И вот что он прочел:
«И еще он запрограммировал роботов, чтобы они писали для вас книжки, и журналы, и газеты, а также сценарии для телевидения, радио и кинофильмов. Они сочиняли для вас песни. Создатель вселенной повелел им изобрести сотни религий, чтобы вам было из чего выбирать. Он заставлял их убивать друг друга миллионами с единственной целью – потрясти вас. Роботы бесчувственно, машинально, неуклонно делали всевозможные пакости и всевозможные добрые дела, лишь бы вызвать какую‑то ответную реакцию у В‑А‑С».
Последнее слово было напечатано особо крупными буквами и выглядело оно так:
«Затаив дыхание, Создатель вселенной следил за вами, когда вы входили в библиотеку, – говорилось в книге. – Ему было интересно, что именно вы, с вашей свободной волей, выберете из этого чтива, этой чудовищной окрошки из так называемой „культуры“.
Родители ваши были ссорящимися машинами или постоянно ноющими машинами, – говорилось дальше в книге. – Ваша матушка была запрограммирована вечно ругательски ругать вашего отца за то, что он – плохая зарабатывающая машина. А ваш отец был запрограммирован ругать ее за то, что она – плохая хозяйственная машина. И еще они были запрограммированы ругать друг друга за то, что они оба – плохие любящие машины.

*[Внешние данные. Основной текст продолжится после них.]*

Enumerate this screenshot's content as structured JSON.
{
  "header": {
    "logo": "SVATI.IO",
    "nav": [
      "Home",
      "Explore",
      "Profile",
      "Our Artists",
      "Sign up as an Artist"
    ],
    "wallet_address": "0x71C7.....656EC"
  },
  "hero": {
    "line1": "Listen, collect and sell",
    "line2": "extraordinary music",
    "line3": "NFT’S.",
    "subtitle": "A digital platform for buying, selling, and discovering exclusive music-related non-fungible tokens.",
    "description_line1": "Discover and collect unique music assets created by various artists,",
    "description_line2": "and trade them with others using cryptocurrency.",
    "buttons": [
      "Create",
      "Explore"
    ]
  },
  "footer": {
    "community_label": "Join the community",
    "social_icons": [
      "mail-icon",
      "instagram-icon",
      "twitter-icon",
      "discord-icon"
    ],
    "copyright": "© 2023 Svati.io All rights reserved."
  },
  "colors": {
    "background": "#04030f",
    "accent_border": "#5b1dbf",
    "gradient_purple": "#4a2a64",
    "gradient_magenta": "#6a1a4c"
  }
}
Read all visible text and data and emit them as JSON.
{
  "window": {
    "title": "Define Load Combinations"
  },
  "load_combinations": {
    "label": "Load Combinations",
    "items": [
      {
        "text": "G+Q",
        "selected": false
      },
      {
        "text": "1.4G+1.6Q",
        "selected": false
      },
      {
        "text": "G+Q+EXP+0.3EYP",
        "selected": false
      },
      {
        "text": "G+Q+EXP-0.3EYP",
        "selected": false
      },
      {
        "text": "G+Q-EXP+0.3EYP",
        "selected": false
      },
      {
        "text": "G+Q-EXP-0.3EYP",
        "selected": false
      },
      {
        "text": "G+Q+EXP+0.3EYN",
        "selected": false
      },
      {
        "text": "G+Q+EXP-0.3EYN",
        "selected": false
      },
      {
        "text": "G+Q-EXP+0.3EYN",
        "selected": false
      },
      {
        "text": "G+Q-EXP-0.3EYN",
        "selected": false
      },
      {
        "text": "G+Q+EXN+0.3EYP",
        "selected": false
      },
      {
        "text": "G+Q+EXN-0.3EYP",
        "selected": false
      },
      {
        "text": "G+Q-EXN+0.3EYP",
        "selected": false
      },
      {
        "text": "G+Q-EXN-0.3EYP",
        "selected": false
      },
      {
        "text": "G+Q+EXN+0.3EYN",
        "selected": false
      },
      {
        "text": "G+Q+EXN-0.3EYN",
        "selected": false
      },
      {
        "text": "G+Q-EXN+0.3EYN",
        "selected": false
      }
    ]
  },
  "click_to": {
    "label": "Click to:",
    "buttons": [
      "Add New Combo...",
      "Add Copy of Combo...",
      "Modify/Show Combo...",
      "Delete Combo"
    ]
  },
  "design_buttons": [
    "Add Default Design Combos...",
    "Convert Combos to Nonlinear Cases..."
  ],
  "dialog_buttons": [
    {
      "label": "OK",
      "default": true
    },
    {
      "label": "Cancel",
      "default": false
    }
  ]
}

Кроме того, ваш отец был так запрограммирован, что, громко топая, выходил из дому и грохал дверью. От этого мать автоматически превращалась в рыдающую машину. А отец отправлялся в кабак, где напивался с другими пьющими машинами. Потом эти пьющие машины шли в публичный дом и брали напрокат развлекательные машины. А потом отец тащился домой и там превращался в кающуюся машину. А мать становилась машиной всепрощающей».
Тут Двейн встал с места – за каких‑нибудь десять минут он до отвала наглотался этих солипсических бредней. Выпрямившись, сдержанным шагом он прошел к роялю. Шел он не сгибаясь, потому что боялся собственной своей силы и непогрешимости. Он старался не топать, боясь, что слишком тяжелый шаг может разрушить всю новую гостиницу «Отдых туриста». Разумеется, за свою жизнь он не боялся. По книге Траута он убедился, что уже был убит двадцать три раза. Но Создатель вселенной каждый раз чинил его и снова пускал в ход.
Впрочем, Двейн умерял свои шаги даже не столько для безопасности окружающих, сколько от желания выглядеть элегантным. Он собирался, согласно своему новому пониманию жизни, вести себя весьма утонченно перед двумя зрителями – перед самим собой и своим Создателем.
И он подошел к своему сыну‑гомосексуалисту.
Кролик увидал, что дело плохо, решил, что сейчас ему – смерть. Он мог бы защититься без всякого труда – недаром в военной школе его обучили всем приемам кулачной драки. Но вместо этого он предпочел впасть в медитацию, в транс. Он закрыл глаза, и его сознание отключилось, погрузившись в затишье бездеятельных участков мозга, и мерцающей лентой развернулось перед ним слово:
Двейн толкнул Кролика в затылок. Он стал катать его голову, как дыню, по клавишам рояля. Двейн хохотал и вовсю честил своего сынка:
– Ах ты вонючая машина, педик несчастный!
А Кролик не сопротивлялся, хотя вся физиономия у него была разбита, Двейн поднял его за волосы и снова грохнул о клавиатуру. Все клавиши покрылись кровью, слюнями и соплями.
Рабо Карабекьян, и Беатриса Кидслер, и Бонни Мак‑Магон схватили Двейна, оттащили его от Кролика. Тут Двейн взыграл еще пуще.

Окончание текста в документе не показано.